What must be done so that we can all live comfortably on our planet Earth? We know that our lives depend on the resources that Nature can provide, the amount that we extract and consume, and the way in which we do this without causing harm to future generations. Food, clothing, energy, mobility, building materials and much more besides. This leads us to the concept of the ecological footprint.
The ecological footprint of a person living in Portugal is 5.3 tons of CO2.* What does this figure tell us? When I read this for the first time, I wondered how I could know the number of kilos of CO2 that correspond to my own ecological footprint? It’s like watching the hours pass. If you want to know what time it is, you need a watch, and if you want to know your weight, you need scales. How can this be done? It’s a question I’ve been pondering ever since ECO123 was founded six years ago. Now, after many hours of extra work, ECO123 has developed this “scale” for the climate and we present the result of our work here today.

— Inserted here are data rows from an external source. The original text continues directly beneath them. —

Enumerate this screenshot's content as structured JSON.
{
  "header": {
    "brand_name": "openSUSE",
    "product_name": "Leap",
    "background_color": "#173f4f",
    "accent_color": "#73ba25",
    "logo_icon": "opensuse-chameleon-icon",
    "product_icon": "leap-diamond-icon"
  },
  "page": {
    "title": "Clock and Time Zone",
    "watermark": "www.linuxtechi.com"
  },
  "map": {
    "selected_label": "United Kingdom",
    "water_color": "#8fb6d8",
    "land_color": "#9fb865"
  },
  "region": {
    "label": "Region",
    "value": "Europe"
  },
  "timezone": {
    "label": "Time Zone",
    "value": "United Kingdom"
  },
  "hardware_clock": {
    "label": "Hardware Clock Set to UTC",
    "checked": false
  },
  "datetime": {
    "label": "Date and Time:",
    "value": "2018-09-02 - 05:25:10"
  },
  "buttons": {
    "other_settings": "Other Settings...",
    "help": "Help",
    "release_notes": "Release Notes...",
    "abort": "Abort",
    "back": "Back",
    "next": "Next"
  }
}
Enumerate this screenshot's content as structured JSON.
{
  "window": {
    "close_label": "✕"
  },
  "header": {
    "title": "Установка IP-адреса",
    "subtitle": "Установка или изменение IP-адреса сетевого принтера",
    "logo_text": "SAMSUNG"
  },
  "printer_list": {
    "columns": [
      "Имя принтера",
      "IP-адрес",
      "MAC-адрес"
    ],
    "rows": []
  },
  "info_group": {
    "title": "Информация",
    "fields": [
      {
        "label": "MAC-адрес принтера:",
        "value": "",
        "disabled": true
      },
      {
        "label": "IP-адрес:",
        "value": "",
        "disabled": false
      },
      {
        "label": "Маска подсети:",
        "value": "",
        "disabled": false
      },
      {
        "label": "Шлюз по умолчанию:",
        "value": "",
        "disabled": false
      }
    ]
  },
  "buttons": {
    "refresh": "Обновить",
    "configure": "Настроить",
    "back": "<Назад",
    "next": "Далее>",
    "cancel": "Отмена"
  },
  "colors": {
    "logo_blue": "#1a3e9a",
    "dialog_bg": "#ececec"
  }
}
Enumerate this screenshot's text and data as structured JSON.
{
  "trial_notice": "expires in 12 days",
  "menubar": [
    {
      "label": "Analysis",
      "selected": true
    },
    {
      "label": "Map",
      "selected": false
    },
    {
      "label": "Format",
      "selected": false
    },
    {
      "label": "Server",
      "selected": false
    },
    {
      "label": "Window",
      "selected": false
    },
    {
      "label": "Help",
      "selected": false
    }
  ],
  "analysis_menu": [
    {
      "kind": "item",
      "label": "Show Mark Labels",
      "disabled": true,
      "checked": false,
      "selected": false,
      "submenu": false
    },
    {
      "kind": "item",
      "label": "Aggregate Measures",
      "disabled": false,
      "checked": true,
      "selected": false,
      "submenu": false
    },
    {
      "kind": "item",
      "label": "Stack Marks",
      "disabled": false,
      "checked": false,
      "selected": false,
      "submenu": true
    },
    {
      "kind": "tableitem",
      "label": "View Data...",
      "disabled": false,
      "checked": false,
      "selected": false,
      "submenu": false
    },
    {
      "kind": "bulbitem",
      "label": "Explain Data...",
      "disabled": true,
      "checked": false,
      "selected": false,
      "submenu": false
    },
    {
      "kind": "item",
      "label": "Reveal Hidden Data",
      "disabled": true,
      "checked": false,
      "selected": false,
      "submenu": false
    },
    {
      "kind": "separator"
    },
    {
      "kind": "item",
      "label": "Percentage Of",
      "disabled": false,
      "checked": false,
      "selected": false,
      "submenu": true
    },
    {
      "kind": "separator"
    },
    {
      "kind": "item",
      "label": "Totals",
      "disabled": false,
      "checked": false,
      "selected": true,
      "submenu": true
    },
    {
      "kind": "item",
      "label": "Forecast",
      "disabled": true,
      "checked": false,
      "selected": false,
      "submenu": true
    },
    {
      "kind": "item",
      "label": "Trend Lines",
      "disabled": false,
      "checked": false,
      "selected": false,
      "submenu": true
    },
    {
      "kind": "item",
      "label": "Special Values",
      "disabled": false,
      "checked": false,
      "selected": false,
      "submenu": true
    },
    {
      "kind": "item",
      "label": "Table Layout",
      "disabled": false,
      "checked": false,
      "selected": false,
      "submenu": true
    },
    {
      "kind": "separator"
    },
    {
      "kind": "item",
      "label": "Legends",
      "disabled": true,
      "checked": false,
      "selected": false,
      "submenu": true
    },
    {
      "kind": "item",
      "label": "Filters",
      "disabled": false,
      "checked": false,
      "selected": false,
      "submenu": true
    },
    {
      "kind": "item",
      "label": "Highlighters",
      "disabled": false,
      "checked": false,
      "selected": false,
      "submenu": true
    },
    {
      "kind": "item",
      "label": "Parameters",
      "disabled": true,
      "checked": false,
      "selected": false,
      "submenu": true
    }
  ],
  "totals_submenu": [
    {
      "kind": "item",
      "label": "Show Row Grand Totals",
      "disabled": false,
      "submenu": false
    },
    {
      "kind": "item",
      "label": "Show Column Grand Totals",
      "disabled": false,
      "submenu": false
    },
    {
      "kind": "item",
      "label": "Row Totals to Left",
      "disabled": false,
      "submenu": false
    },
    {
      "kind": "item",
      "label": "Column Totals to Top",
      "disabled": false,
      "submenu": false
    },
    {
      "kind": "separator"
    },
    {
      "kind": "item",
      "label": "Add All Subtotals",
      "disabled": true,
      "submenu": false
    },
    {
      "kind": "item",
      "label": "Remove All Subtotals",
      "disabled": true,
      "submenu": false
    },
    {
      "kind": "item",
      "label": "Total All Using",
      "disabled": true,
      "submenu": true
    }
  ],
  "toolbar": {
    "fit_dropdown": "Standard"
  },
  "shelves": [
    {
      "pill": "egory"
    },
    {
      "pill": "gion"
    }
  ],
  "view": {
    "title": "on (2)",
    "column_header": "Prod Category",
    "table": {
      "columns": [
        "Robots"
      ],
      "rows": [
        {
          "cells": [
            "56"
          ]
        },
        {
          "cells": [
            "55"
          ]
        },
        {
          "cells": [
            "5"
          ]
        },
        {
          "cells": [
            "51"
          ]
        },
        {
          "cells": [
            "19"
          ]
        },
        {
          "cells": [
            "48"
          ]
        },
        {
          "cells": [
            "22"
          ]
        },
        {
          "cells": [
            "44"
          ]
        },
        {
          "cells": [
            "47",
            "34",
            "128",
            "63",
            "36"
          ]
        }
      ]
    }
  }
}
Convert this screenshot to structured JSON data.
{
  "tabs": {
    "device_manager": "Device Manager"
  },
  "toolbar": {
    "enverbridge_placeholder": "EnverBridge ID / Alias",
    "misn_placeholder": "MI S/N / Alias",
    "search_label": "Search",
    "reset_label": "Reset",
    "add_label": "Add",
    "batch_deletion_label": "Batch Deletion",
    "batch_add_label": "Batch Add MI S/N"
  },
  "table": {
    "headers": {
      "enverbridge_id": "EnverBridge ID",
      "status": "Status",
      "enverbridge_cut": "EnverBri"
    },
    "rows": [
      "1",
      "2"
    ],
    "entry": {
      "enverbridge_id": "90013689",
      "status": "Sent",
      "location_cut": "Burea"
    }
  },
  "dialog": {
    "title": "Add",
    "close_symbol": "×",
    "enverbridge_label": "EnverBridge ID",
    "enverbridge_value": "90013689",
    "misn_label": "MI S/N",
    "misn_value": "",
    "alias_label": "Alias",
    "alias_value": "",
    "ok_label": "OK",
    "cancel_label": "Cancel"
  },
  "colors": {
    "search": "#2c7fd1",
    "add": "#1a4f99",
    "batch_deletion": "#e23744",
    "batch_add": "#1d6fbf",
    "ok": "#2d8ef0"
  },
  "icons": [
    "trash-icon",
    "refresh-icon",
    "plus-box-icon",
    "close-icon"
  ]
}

It is important to look back briefly. Already in 1997, in the Kyoto Protocol, the dilemma of the warming of the atmosphere, the seas and the Earth caused by burning fossil fuels (coal, oil, gas) was described in detail and recognised as the greatest threat to humankind. The Protocol unequivocally set a limit of three tons of CO2 emissions per person per year for European citizens. No one respected it. Nothing happened. Then, in Paris in 2015, the target of two degrees was set.** I have read both treaties several times, and I ask myself how we can achieve this goal, and whether we have the will to do so. How can each person know how much CO2 they emit? How can I measure and control my emissions at the same time? ECO123’s “climate scale” can do this.
There are some who deny and ignore climate change, and others who, when speaking of global warming, resort to complicated descriptions and apocalyptic stories. They remind us of those stories from the Middle Ages, when the Earth was still flat (a disc) and threatened to turn into a precipice for those who dared to go too far. Is it better to stick your head in the sand then? No! When we admire our forests, our rivers, our beautiful blue planet, from Space, for example, we can easily tell success stories to our children. With the “climate scale”, which we have named KYOTO, ECO123 has created a tool that can be the beginning of many beautiful stories.
KYOTO is available online at https://kyoto.eco123.info. With the KYOTO tool, we can accurately measure our footprint, improve it, reduce it and even discover how to offset our emissions. In order to arrive at exact figures, KYOTO operates like a kind of bank account. Today ECO123 invites you to participate. Subscribers to the magazine. are entitled to participate for free. In the first phase, it is open to 100 subscribers. Please register and login. Registration is a commitment to maintaining your participation for one year. You won’t need to devote more than ten minutes of your time every weekend. Join us in discovering that the Earth is round. The end goal, in this test, is to try to reduce your footprint by 40%, i.e. from 5.3 tons to three tons of CO2 emissions. These are the 3,000 kyotos that each participant has as their opening balance on their online account. This is how the test begins, as a game.
KYOTO will have the scientific support of Dr. Sofia Simões, from the Centre for Environmental and Sustainability Research of the Faculty of Sciences and Technology at Lisbon’s NOVA University. In partnership with Dr. Simões, an environmental engineer, we intend to find out if it is possible to reduce CO2 emissions, and if so, by how much, where, when and how. What works on a small scale may one day be useful for concrete applications on a large scale. Because anyone who can change their small world for the better, shows that this can contribute to a more comprehensive solution. To achieve this, many small steps are sometimes necessary. KYOTO is a small step on a great journey. Why do we take these steps? Because we want to leave for future generations an Earth where life is worth living. With KYOTO, dear reader, we offer you, for the first time, a tool that helps you find strategies to fight against climate change. In this issue of our magazine, we introduce you to several climate-defending heroes who are participating in this game. If you are already a subscriber, register now to take part.
Four years ago, when I first spoke to my son about KYOTO, we came to the conclusion that we wanted to develop something that would make sense for future generations. That was our goal. And now, dear reader, the time has come to define your own climate goal.
** Tackling climate change is a priority for the European Union (EU), which has set ambitious targets for the short and long-term reduction of emissions, i.e. a 20% reduction in greenhouse gas (GHG) emissions by 2020, 40% by 2030 and 80% by 2080, compared to 1990 levels (European Commission, 2011). Meeting these targets will increase the likelihood of achieving the aims of the Paris Agreement under the United Nations Framework Convention on Climate Change (UNFCCC, 2015). The central aim of the Paris Agreement is to keep the rise in global temperature this century much lower than 2º C above pre-industrial levels, and to pursue efforts to reduce the temperature increase even further, to 1.5º C.